# If the following equation has no real roots, what are the possible values of p for x^2 + (3p+1)x - p = 0?

May 8, 2018

$- 1 < p < - \frac{1}{9} , \mathmr{and} , p \in \left(- 1 , - \frac{1}{9}\right)$.

#### Explanation:

We know that, the quadr. eqn.,

$a {x}^{2} + b x + c = 0 \text{ will have no real roots } \Leftrightarrow {b}^{2} - 4 a c < 0.$

Therefore, in our case, we must have,

${\left(3 p + 1\right)}^{2} - 4 \cdot 1 \cdot \left(- p\right) < 0$.

$\therefore 9 {p}^{2} + 6 p + 1 + 4 p < 0 , i . e . , 9 {p}^{2} + 10 p + 1 < 0$.

$\therefore \left(p + 1\right) \left(9 p + 1\right) < 0$.

$\therefore \text{ Case } \left(1\right) : \left(p + 1\right) < 0 \mathmr{and} \left(9 p + 1\right) > 0 , \mathmr{and} ,$

$\text{ Case } \left(2\right) : \left(p + 1\right) > 0 , \mathmr{and} \left(9 p + 1\right) < 0$.

Case (1) : $\left(p + 1\right) < 0 \mathmr{and} \left(9 p + 1\right) > 0$.

$\therefore p < - 1 \mathmr{and} p > - \frac{1}{9}$. This is impossible.

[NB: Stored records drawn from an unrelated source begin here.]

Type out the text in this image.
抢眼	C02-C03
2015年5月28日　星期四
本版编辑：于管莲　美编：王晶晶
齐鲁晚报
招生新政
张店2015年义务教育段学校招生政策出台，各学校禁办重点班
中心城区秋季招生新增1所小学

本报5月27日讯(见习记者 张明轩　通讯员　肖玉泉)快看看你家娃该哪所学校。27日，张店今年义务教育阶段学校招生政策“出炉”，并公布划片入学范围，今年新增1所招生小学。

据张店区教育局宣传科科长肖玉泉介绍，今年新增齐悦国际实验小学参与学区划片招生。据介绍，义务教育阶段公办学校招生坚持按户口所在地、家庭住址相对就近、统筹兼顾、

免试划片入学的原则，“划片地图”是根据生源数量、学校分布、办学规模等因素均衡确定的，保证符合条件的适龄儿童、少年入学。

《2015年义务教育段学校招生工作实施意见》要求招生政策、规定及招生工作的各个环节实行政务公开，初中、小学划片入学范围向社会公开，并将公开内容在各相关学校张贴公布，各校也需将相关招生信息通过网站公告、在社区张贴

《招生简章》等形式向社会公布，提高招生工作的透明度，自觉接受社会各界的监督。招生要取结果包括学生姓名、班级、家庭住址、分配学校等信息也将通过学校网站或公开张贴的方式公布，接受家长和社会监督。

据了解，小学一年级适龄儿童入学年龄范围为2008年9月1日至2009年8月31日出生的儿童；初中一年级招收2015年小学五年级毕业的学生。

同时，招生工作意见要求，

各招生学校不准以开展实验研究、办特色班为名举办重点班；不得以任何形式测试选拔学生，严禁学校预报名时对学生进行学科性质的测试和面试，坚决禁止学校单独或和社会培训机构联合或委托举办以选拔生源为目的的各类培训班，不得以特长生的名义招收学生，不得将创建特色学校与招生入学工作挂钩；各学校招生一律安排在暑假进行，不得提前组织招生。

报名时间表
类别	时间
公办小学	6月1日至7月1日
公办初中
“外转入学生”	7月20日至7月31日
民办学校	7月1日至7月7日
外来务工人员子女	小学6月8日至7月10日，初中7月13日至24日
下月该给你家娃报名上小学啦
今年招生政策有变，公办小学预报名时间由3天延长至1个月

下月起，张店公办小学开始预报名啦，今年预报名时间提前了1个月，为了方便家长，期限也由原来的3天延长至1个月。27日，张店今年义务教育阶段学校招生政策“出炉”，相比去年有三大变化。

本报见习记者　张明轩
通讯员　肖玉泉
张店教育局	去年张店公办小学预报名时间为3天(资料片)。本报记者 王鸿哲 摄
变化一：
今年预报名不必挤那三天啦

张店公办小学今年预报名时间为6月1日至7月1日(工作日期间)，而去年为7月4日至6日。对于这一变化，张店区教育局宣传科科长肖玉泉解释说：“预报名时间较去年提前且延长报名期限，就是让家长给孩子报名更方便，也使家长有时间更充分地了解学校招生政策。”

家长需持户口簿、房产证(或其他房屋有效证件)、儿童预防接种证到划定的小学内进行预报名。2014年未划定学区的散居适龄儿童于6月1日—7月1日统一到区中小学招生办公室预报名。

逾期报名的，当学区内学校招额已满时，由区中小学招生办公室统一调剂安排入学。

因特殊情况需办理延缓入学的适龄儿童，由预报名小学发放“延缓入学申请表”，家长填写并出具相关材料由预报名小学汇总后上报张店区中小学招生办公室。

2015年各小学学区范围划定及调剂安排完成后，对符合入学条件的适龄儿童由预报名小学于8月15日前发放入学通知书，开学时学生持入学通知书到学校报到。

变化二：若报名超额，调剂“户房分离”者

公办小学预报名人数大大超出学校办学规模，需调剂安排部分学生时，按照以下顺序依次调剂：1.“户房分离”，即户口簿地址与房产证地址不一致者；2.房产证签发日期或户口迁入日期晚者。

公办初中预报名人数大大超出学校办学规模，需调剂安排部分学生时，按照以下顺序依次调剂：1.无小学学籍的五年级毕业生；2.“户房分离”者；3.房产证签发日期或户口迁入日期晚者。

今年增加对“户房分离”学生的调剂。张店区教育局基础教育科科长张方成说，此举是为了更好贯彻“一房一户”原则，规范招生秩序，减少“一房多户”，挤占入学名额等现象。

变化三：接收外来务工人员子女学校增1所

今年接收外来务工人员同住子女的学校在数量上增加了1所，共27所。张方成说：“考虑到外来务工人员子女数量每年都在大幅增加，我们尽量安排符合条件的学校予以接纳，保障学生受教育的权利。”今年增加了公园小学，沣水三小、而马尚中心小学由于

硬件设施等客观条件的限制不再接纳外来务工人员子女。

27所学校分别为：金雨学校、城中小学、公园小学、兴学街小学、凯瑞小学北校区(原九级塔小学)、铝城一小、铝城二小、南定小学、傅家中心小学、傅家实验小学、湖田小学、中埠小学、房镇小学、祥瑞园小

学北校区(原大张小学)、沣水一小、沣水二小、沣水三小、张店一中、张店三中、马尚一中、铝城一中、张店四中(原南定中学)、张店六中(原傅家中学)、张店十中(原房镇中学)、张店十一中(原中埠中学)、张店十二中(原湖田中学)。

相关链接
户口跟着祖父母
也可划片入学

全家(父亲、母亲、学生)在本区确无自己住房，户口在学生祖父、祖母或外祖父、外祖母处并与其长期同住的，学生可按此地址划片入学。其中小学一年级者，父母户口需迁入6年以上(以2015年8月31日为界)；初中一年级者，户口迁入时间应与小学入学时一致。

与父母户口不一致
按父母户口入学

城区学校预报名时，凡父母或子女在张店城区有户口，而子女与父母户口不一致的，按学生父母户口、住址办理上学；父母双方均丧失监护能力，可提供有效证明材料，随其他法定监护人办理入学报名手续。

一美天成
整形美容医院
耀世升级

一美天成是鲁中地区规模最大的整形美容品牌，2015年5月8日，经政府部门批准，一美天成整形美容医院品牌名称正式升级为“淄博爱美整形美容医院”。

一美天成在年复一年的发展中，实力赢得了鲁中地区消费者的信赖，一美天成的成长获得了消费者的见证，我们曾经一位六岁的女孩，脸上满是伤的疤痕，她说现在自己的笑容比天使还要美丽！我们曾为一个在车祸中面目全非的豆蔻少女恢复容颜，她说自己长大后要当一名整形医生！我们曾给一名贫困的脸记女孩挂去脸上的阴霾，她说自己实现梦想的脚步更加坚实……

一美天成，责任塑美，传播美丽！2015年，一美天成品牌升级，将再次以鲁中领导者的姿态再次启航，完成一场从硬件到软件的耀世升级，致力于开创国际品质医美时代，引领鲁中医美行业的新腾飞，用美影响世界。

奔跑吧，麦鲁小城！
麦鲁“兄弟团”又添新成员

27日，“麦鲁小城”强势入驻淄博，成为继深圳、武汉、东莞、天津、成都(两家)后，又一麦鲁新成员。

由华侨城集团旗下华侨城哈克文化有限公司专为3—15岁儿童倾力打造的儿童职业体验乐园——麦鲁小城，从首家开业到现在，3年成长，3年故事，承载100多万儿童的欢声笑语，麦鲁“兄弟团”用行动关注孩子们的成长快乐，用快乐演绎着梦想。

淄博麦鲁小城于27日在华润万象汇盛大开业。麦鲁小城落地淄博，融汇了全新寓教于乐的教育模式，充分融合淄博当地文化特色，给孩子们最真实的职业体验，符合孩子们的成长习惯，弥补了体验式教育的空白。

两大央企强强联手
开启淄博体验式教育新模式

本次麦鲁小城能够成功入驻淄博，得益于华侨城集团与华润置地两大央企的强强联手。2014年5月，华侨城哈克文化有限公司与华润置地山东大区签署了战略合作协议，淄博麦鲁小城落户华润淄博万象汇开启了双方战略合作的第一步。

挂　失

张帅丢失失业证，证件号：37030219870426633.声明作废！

Similarly, in Case (2) , we have, p gt -1, &, p lt -1/9, or,

$- 1 < p < - \frac{1}{9}$.

We conclude that, $p \in \left(- 1 , - \frac{1}{9}\right)$.

Enjoy Maths.!

May 8, 2018

If it has no real roots, then the discriminant of quadratic formula $\Delta = {\left(3 p + 1\right)}^{2} + 4 p < 0$

$\Delta = 9 {p}^{2} + 6 p + + 1 + 4 p = 9 {p}^{2} + 10 p + 1 < 0$

Analyze this last expresion: represents a parabola for all values of p. Lets determine his roots

$p = \frac{- 10 \pm \sqrt{100 - 36}}{18} = \frac{- 10 \pm 8}{18} = - 1 \mathmr{and} - \frac{1}{9}$

So in our case, the values of p for which the first equation has not real roots are in the interval $\left(- 1 , - \frac{1}{9}\right)$

May 8, 2018

$- 1 < p < - \frac{1}{9}$

#### Explanation:

If a quadratic equation has no real roots then its discriminant is less than zero. The discriminant of general quadratic equation $a {x}^{2} + b x + c = 0$ is ${b}^{2} - 4 a c$.

We have the equation ${x}^{2} + \left(3 p + 1\right) x - p = 0$ and its discriminant is

${\left(3 p + 1\right)}^{2} - 4 \cdot 1 \cdot \left(- p\right) = 9 {p}^{2} + 6 p + 1 + 4 p$

= $9 {p}^{2} + 10 p + 1 = \left(9 p + 1\right) \left(p + 1\right)$

Hence if ${x}^{2} + \left(3 p + 1\right) x - p = 0$ has no real roots then

$\left(9 p + 1\right) \left(p + 1\right) < 0$

Now there are two possibilities

(1) $9 p + 1 < 0$ and $p + 1 > 0$ which means $p < - \frac{1}{9}$ and $p > - 1$. This is possible when $- 1 < p < - \frac{1}{9}$

(2) $9 p + 1 > 0$ and $p + 1 < 0$ which means $p > - \frac{1}{9}$ and $p < - 1$. But this is just not possible.

Hence for ${x}^{2} + \left(3 p + 1\right) x - p = 0$ to have no real roots

we must have $- 1 < p < - \frac{1}{9}$.